Major Richard Ira "Dick" Bong was America's highest-scoring ace, with forty confirmed aerial victories in the Pacific Theater. He flew P-38 Lightnings, and every one of them carried the same image on its nose: a realistic colorized photograph of a young woman named Marjorie Ann Vattendahl.
Bong met Vattendahl in late 1943 while home on leave in Superior, Wisconsin. He carried a wallet-sized photo of her everywhere. A buddy helped him apply the portrait as a decal to his P-38, and the image of "Marge" flew into combat over New Guinea, the Philippines, and Borneo.

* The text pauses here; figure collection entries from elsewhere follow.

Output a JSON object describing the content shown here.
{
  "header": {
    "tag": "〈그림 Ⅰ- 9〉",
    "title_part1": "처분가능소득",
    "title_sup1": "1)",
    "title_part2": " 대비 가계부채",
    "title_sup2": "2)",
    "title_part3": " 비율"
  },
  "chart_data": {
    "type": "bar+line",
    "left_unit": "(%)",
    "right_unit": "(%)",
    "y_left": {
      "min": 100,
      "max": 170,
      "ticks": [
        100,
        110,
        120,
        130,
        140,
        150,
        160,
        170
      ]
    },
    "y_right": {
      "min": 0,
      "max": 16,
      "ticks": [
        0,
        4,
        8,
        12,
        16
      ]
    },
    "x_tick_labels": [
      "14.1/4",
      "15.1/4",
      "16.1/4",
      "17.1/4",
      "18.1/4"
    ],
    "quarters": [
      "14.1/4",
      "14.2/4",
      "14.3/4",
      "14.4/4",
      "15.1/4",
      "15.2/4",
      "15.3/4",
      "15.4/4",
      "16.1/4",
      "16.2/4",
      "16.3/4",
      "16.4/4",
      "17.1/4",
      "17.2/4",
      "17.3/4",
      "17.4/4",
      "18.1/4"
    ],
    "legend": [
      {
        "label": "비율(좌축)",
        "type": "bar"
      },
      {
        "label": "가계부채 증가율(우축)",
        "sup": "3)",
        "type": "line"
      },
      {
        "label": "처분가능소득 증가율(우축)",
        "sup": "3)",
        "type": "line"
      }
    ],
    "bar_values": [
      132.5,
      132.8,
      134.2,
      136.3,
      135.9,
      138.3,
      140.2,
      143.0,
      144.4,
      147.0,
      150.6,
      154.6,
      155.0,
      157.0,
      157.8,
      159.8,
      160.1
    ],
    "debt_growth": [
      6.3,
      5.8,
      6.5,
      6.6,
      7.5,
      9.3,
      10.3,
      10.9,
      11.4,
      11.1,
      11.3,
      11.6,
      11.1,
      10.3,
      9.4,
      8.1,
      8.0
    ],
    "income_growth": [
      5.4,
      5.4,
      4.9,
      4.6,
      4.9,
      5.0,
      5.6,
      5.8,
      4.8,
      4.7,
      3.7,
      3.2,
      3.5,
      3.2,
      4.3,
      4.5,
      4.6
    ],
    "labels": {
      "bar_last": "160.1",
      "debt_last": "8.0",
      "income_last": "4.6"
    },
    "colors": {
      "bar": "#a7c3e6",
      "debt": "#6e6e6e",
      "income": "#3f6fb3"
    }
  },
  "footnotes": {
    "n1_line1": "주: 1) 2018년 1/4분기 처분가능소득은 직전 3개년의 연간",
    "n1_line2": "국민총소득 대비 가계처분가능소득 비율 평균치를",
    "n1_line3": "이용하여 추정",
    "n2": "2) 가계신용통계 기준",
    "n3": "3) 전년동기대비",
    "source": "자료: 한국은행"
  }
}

It was not a pin-up illustration. It was not a cartoon mascot. It was the actual face of the woman he loved, blown up from a wallet photo and pasted onto the nose of a fighter aircraft that killed forty enemy pilots. The intimacy of the image made it unique among nose art: this was not fantasy or bravado. This was a specific person, looking back at anyone who stood in front of the aircraft.
Bong received the Medal of Honor from General Douglas MacArthur in December 1944. He married Marjorie on February 10, 1945, in a ceremony at Concordia Lutheran Church in Superior.
On August 6, 1945, the same day the Enola Gay dropped the atomic bomb on Hiroshima, Major Richard Bong was killed testing a Lockheed P-80 Shooting Star jet fighter at Burbank, California. The engine flamed out on takeoff. Bong ejected but was too low for his parachute to open. He was twenty-four years old. He and Marjorie had been married less than six months.
In 2024, a Pacific Wrecks expedition located the wreckage of one of Bong's P-38s, the one that had crashed in March 1944 due to engine failure. The pilot had bailed out safely. Marge's face had been in the jungle for eighty years.